Interactive Sessions (JupyterLab)
In addition to batch processing, the cluster also supports interactive sessions. These allow you to work directly on a compute node, which is essential for tasks like:
- Developing and debugging code
- Running Jupyter notebooks
- Performing tasks that require real-time feedback
- Testing configurations before submitting batch jobs
Starting an Interactive Session
Use the interactive QoS tier for development work. This tier has the highest scheduling priority and will preempt lower-priority jobs to get you on a node quickly.
Two-Step Method (salloc + srun)
# Step 1: Allocate resources
salloc --partition=general --qos=interactive --gres=gpu:1 --time=04:00:00
# Step 2: Start a shell on the allocated node
srun --pty bash -l
One-Liner (srun)
srun --partition=general --qos=interactive --gres=gpu:1 --time=02:00:00 --pty bash -l
Requesting Specific Hardware
# Request a specific GPU type
salloc --partition=general --qos=interactive --gres=gpu:1 --time=04:00:00 --constraint=h200
# Request multiple GPUs (e.g., for testing sharding)
salloc --partition=general --qos=interactive --gres=gpu:4 --time=04:00:00
# Request more memory
salloc --partition=general --qos=interactive --gres=gpu:1 --time=04:00:00 --mem=64G
Using Your Lab Partition
If you have access to a lab partition, you can use the interactive QoS there as well:
salloc --partition=veitch --qos=interactive --gres=gpu:1 --time=04:00:00
Interactive Tier Limits
The interactive tier is intentionally constrained to keep it responsive for everyone:
| Limit | Value | Reason |
|---|---|---|
| Max sessions per user | 1 | Prevents agent-driven resubmission loops |
| Max wall time | 4 hours | Long enough for real dev work, short enough to prevent hoarding |
| Fairshare cost | 8x | Premium pricing discourages using interactive for batch work |
There is no hard GPU cap on interactive sessions. You can request as many GPUs as the partition allows (e.g., 8 GPUs on an 8-GPU node). However, the 8x fairshare cost applies to the entire allocation — a 4-hour session with 8 GPUs costs the same fairshare as 256 GPU-hours on the general tier. Use large interactive allocations only when genuinely necessary (e.g., testing sharding strategies).

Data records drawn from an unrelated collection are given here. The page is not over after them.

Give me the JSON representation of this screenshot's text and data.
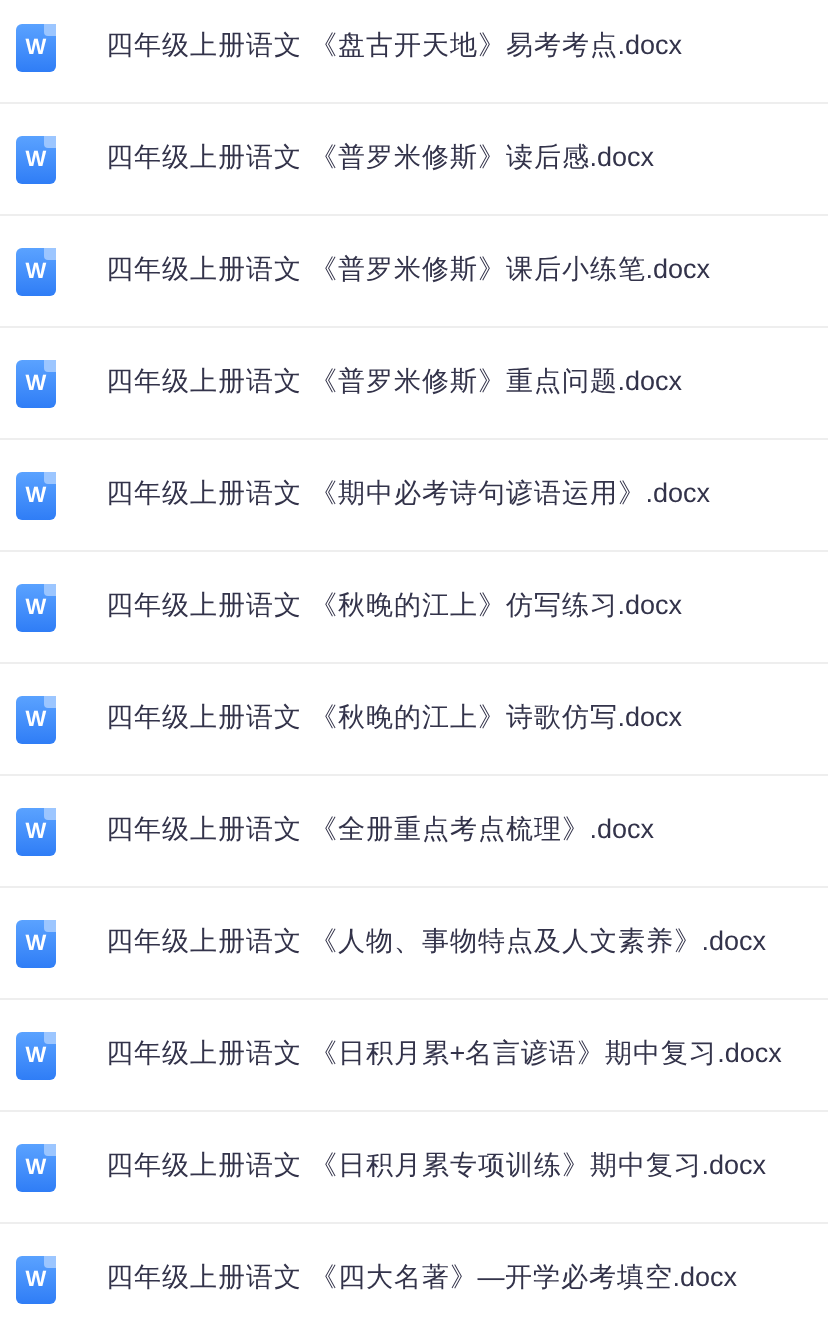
{
  "files": [
    {
      "icon_label": "W",
      "name": "四年级上册语文 《盘古开天地》易考考点.docx"
    },
    {
      "icon_label": "W",
      "name": "四年级上册语文 《普罗米修斯》读后感.docx"
    },
    {
      "icon_label": "W",
      "name": "四年级上册语文 《普罗米修斯》课后小练笔.docx"
    },
    {
      "icon_label": "W",
      "name": "四年级上册语文 《普罗米修斯》重点问题.docx"
    },
    {
      "icon_label": "W",
      "name": "四年级上册语文 《期中必考诗句谚语运用》.docx"
    },
    {
      "icon_label": "W",
      "name": "四年级上册语文 《秋晚的江上》仿写练习.docx"
    },
    {
      "icon_label": "W",
      "name": "四年级上册语文 《秋晚的江上》诗歌仿写.docx"
    },
    {
      "icon_label": "W",
      "name": "四年级上册语文 《全册重点考点梳理》.docx"
    },
    {
      "icon_label": "W",
      "name": "四年级上册语文 《人物、事物特点及人文素养》.docx"
    },
    {
      "icon_label": "W",
      "name": "四年级上册语文 《日积月累+名言谚语》期中复习.docx"
    },
    {
      "icon_label": "W",
      "name": "四年级上册语文 《日积月累专项训练》期中复习.docx"
    },
    {
      "icon_label": "W",
      "name": "四年级上册语文 《四大名著》—开学必考填空.docx"
    }
  ]
}
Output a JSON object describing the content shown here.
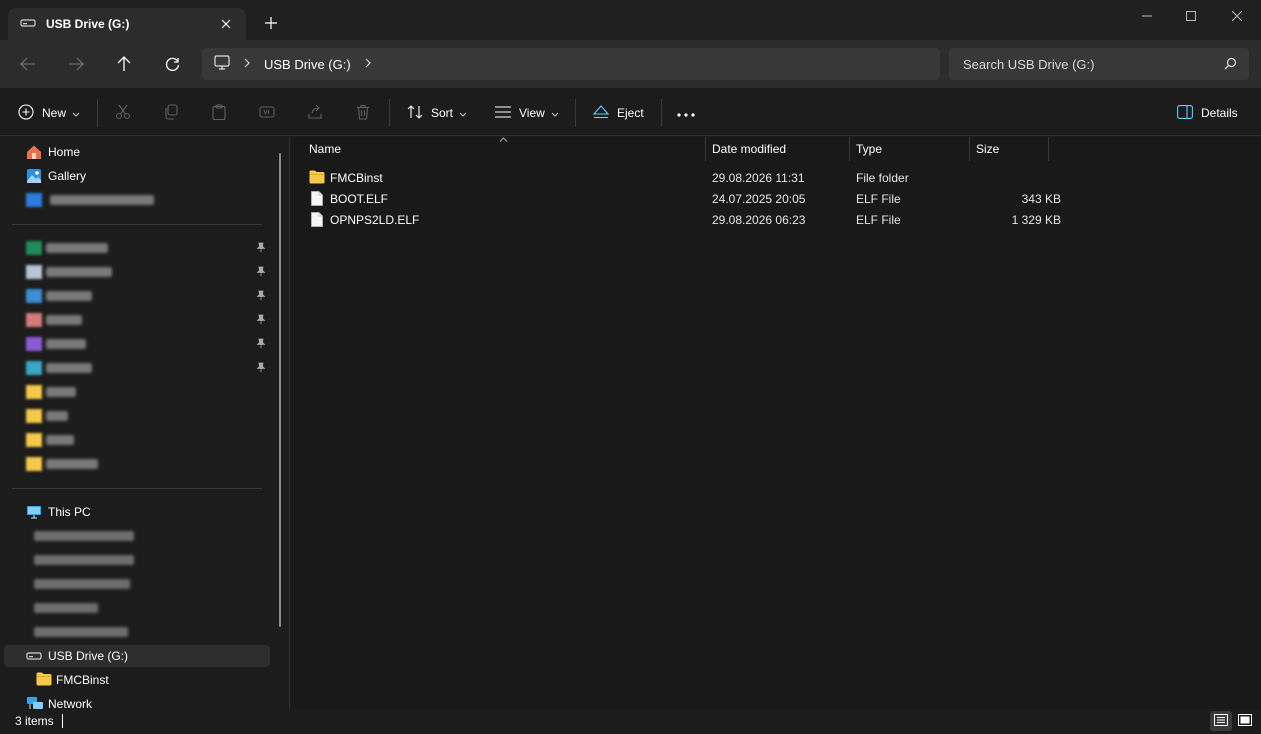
{
  "tab": {
    "title": "USB Drive (G:)"
  },
  "address": {
    "breadcrumb": "USB Drive (G:)"
  },
  "search": {
    "placeholder": "Search USB Drive (G:)"
  },
  "toolbar": {
    "new_label": "New",
    "sort_label": "Sort",
    "view_label": "View",
    "eject_label": "Eject",
    "details_label": "Details"
  },
  "sidebar": {
    "home": "Home",
    "gallery": "Gallery",
    "this_pc": "This PC",
    "usb_drive": "USB Drive (G:)",
    "fmcbinst": "FMCBinst",
    "network": "Network"
  },
  "columns": {
    "name": "Name",
    "date": "Date modified",
    "type": "Type",
    "size": "Size"
  },
  "files": [
    {
      "name": "FMCBinst",
      "date": "29.08.2026 11:31",
      "type": "File folder",
      "size": "",
      "icon": "folder-icon"
    },
    {
      "name": "BOOT.ELF",
      "date": "24.07.2025 20:05",
      "type": "ELF File",
      "size": "343 KB",
      "icon": "file-icon"
    },
    {
      "name": "OPNPS2LD.ELF",
      "date": "29.08.2026 06:23",
      "type": "ELF File",
      "size": "1 329 KB",
      "icon": "file-icon"
    }
  ],
  "status": {
    "items": "3 items"
  },
  "colors": {
    "folder": "#f7c948",
    "accent": "#60cdff",
    "background": "#191919"
  }
}
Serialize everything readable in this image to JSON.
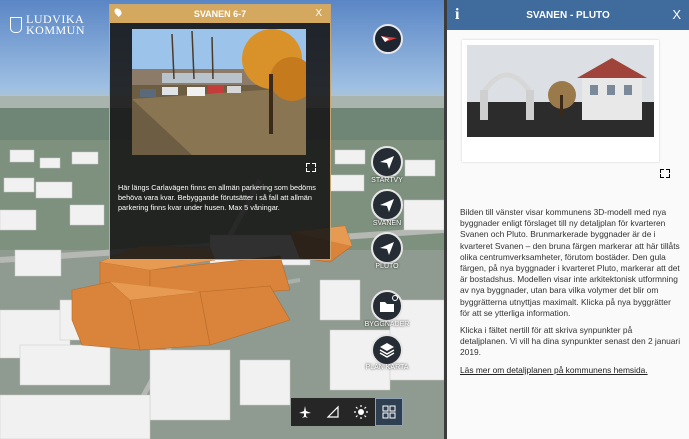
{
  "logo": {
    "line1": "LUDVIKA",
    "line2": "KOMMUN"
  },
  "popup": {
    "title": "SVANEN 6-7",
    "close": "X",
    "text": "Här längs Carlavägen finns en allmän parkering som bedöms behöva vara kvar. Bebyggande förutsätter i så fall att allmän parkering finns kvar under husen. Max 5 våningar."
  },
  "nav": [
    {
      "label": "STARTVY",
      "icon": "paper-plane-icon"
    },
    {
      "label": "SVANEN",
      "icon": "paper-plane-icon"
    },
    {
      "label": "PLUTO",
      "icon": "paper-plane-icon"
    },
    {
      "label": "BYGGNADER",
      "icon": "folder-icon"
    },
    {
      "label": "PLAN KARTA",
      "icon": "layers-icon"
    }
  ],
  "toolbar": [
    "airplane-icon",
    "measure-icon",
    "sun-icon",
    "grid-icon"
  ],
  "panel": {
    "title": "SVANEN - PLUTO",
    "info": "i",
    "close": "X",
    "p1": "Bilden till vänster visar kommunens 3D-modell med nya byggnader enligt förslaget till ny detaljplan för kvarteren Svanen och Pluto. Brunmarkerade byggnader är de i kvarteret Svanen – den bruna färgen markerar att här tillåts olika centrumverksamheter, förutom bostäder. Den gula färgen, på nya byggnader i kvarteret Pluto, markerar att det är bostadshus. Modellen visar inte arkitektonisk utformning av nya byggnader, utan bara vilka volymer det blir om byggrätterna utnyttjas maximalt.  Klicka på nya byggrätter för att se ytterliga information.",
    "p2": "Klicka i fältet nertill för att skriva synpunkter på detaljplanen. Vi vill ha dina synpunkter senast den 2 januari 2019.",
    "link": "Läs mer om detaljplanen på kommunens hemsida."
  },
  "colors": {
    "accent_gold": "#d4a95f",
    "panel_blue": "#3f6b9d",
    "building_orange": "#d9843a"
  }
}
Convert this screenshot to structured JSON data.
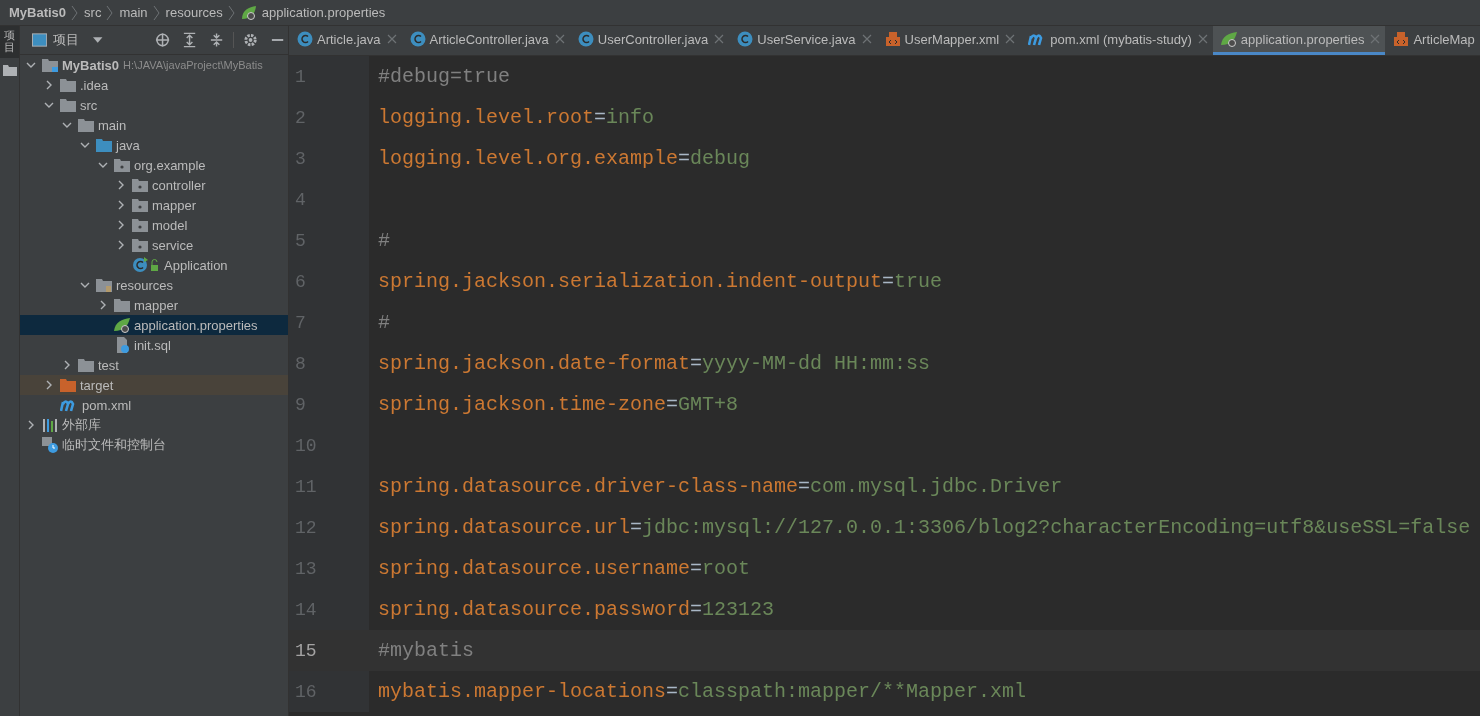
{
  "breadcrumb": [
    {
      "label": "MyBatis0",
      "kind": "project"
    },
    {
      "label": "src",
      "kind": "folder"
    },
    {
      "label": "main",
      "kind": "folder"
    },
    {
      "label": "resources",
      "kind": "folder"
    },
    {
      "label": "application.properties",
      "kind": "spring"
    }
  ],
  "tool_strip": {
    "label": "项目",
    "selected": true
  },
  "project_panel": {
    "title": "项目"
  },
  "tree": [
    {
      "label": "MyBatis0",
      "path": "H:\\JAVA\\javaProject\\MyBatis",
      "kind": "module",
      "expanded": true,
      "selected": false,
      "children": [
        {
          "label": ".idea",
          "kind": "folder",
          "expanded": false,
          "selected": false
        },
        {
          "label": "src",
          "kind": "folder",
          "expanded": true,
          "selected": false,
          "children": [
            {
              "label": "main",
              "kind": "folder",
              "expanded": true,
              "selected": false,
              "children": [
                {
                  "label": "java",
                  "kind": "source",
                  "expanded": true,
                  "selected": false,
                  "children": [
                    {
                      "label": "org.example",
                      "kind": "package",
                      "expanded": true,
                      "selected": false,
                      "children": [
                        {
                          "label": "controller",
                          "kind": "package",
                          "expanded": false,
                          "selected": false
                        },
                        {
                          "label": "mapper",
                          "kind": "package",
                          "expanded": false,
                          "selected": false
                        },
                        {
                          "label": "model",
                          "kind": "package",
                          "expanded": false,
                          "selected": false
                        },
                        {
                          "label": "service",
                          "kind": "package",
                          "expanded": false,
                          "selected": false
                        },
                        {
                          "label": "Application",
                          "kind": "spring-class",
                          "selected": false
                        }
                      ]
                    }
                  ]
                },
                {
                  "label": "resources",
                  "kind": "resources",
                  "expanded": true,
                  "selected": false,
                  "children": [
                    {
                      "label": "mapper",
                      "kind": "folder",
                      "expanded": false,
                      "selected": false
                    },
                    {
                      "label": "application.properties",
                      "kind": "spring",
                      "selected": true
                    },
                    {
                      "label": "init.sql",
                      "kind": "sql",
                      "selected": false
                    }
                  ]
                }
              ]
            },
            {
              "label": "test",
              "kind": "folder",
              "expanded": false,
              "selected": false
            }
          ]
        },
        {
          "label": "target",
          "kind": "excluded",
          "expanded": false,
          "selected": false
        },
        {
          "label": "pom.xml",
          "kind": "maven",
          "selected": false
        }
      ]
    },
    {
      "label": "外部库",
      "kind": "library",
      "expanded": false,
      "selected": false
    },
    {
      "label": "临时文件和控制台",
      "kind": "scratch",
      "selected": false
    }
  ],
  "tabs": [
    {
      "label": "Article.java",
      "kind": "class",
      "selected": false
    },
    {
      "label": "ArticleController.java",
      "kind": "class",
      "selected": false
    },
    {
      "label": "UserController.java",
      "kind": "class",
      "selected": false
    },
    {
      "label": "UserService.java",
      "kind": "class",
      "selected": false
    },
    {
      "label": "UserMapper.xml",
      "kind": "xml",
      "selected": false
    },
    {
      "label": "pom.xml (mybatis-study)",
      "kind": "maven",
      "selected": false
    },
    {
      "label": "application.properties",
      "kind": "spring",
      "selected": true
    },
    {
      "label": "ArticleMap",
      "kind": "xml",
      "selected": false
    }
  ],
  "lines": [
    {
      "number": "1",
      "kind": "comment",
      "text": "#debug=true",
      "current": false
    },
    {
      "number": "2",
      "kind": "property",
      "key": "logging.level.root",
      "eq": "=",
      "value": "info",
      "current": false
    },
    {
      "number": "3",
      "kind": "property",
      "key": "logging.level.org.example",
      "eq": "=",
      "value": "debug",
      "current": false
    },
    {
      "number": "4",
      "kind": "blank",
      "current": false
    },
    {
      "number": "5",
      "kind": "comment",
      "text": "#",
      "current": false
    },
    {
      "number": "6",
      "kind": "property",
      "key": "spring.jackson.serialization.indent-output",
      "eq": "=",
      "value": "true",
      "current": false
    },
    {
      "number": "7",
      "kind": "comment",
      "text": "#",
      "current": false
    },
    {
      "number": "8",
      "kind": "property",
      "key": "spring.jackson.date-format",
      "eq": "=",
      "value": "yyyy-MM-dd HH:mm:ss",
      "current": false
    },
    {
      "number": "9",
      "kind": "property",
      "key": "spring.jackson.time-zone",
      "eq": "=",
      "value": "GMT+8",
      "current": false
    },
    {
      "number": "10",
      "kind": "blank",
      "current": false
    },
    {
      "number": "11",
      "kind": "property",
      "key": "spring.datasource.driver-class-name",
      "eq": "=",
      "value": "com.mysql.jdbc.Driver",
      "current": false
    },
    {
      "number": "12",
      "kind": "property",
      "key": "spring.datasource.url",
      "eq": "=",
      "value": "jdbc:mysql://127.0.0.1:3306/blog2?characterEncoding=utf8&useSSL=false",
      "current": false
    },
    {
      "number": "13",
      "kind": "property",
      "key": "spring.datasource.username",
      "eq": "=",
      "value": "root",
      "current": false
    },
    {
      "number": "14",
      "kind": "property",
      "key": "spring.datasource.password",
      "eq": "=",
      "value": "123123",
      "current": false
    },
    {
      "number": "15",
      "kind": "comment",
      "text": "#mybatis",
      "current": true
    },
    {
      "number": "16",
      "kind": "property",
      "key": "mybatis.mapper-locations",
      "eq": "=",
      "value": "classpath:mapper/**Mapper.xml",
      "current": false
    }
  ]
}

If you need longer wall time or multiple concurrent jobs, use the general tier. If you need a shorter guaranteed (non-preemptable) job, use protected.
DenyOnLimit: If you try to submit a second interactive session while one is already running, the request will be immediately rejected with a clear error message. It will not queue silently.
Best Practices
- Don’t rely on SSH disconnect alone. A dropped SSH connection does not always release
salloccleanly. If you have to disconnect ungracefully, follow up withscancel <jobid>from a login node to confirm the allocation is freed. - Test preemption-handling code on
generalfirst. Before relying on a wrapper script overnight, simulate preemption withscancel --signal=USR1 --batch <jobid>against a shortgeneraljob and confirm a checkpoint appears and the job exits with code 99. See Handling Preemption in the batch jobs guide.
Running JupyterLab
To run JupyterLab on a compute node:
Step 1: Start an interactive session
salloc --partition=general --qos=interactive --gres=gpu:1 --time=04:00:00
Step 2: Note the allocated node name
echo $SLURM_NODELIST
# Output: e.g., g003
Step 3: Start JupyterLab on the compute node
srun jupyter lab --no-browser --port=8888 --ip=0.0.0.0
Step 4: Create an SSH tunnel from your local machine
Open a new terminal on your local machine:
ssh -N -L 8888:g003:8888 <your-cnetid>@login.ds.uchicago.edu
Replace g003 with the actual node name from Step 2.
Step 5: Open JupyterLab
Open your browser and navigate to http://localhost:8888. Use the token displayed in the terminal output from Step 3.
When to Use Interactive vs. Batch
| Scenario | Use |
|---|---|
| Writing and debugging code | interactive |
| Running a Jupyter notebook | interactive |
| Testing a new configuration | interactive |
| Training a model | general (batch) or protected (if short and must not be interrupted) |
| Hyperparameter sweep | general (batch, with job array) |
| Overnight experiment | general (batch) |
| Learning / first experiments | protected (guaranteed completion, no preemption) |
Rule of thumb: If you’re actively sitting at a terminal and need immediate feedback, use interactive. If you can submit it and walk away, use general. If you’re learning the cluster or need a short job guaranteed to finish, use protected.
See the Submitting Batch Jobs guide for batch-job examples and preemption handling.
Ending Your Session
When you’re done, simply type exit to release the resources:
exit
This frees the GPUs and CPUs for other users. Please do not leave interactive sessions running idle — the 8x fairshare cost accrues the entire time, and the resources are unavailable to others.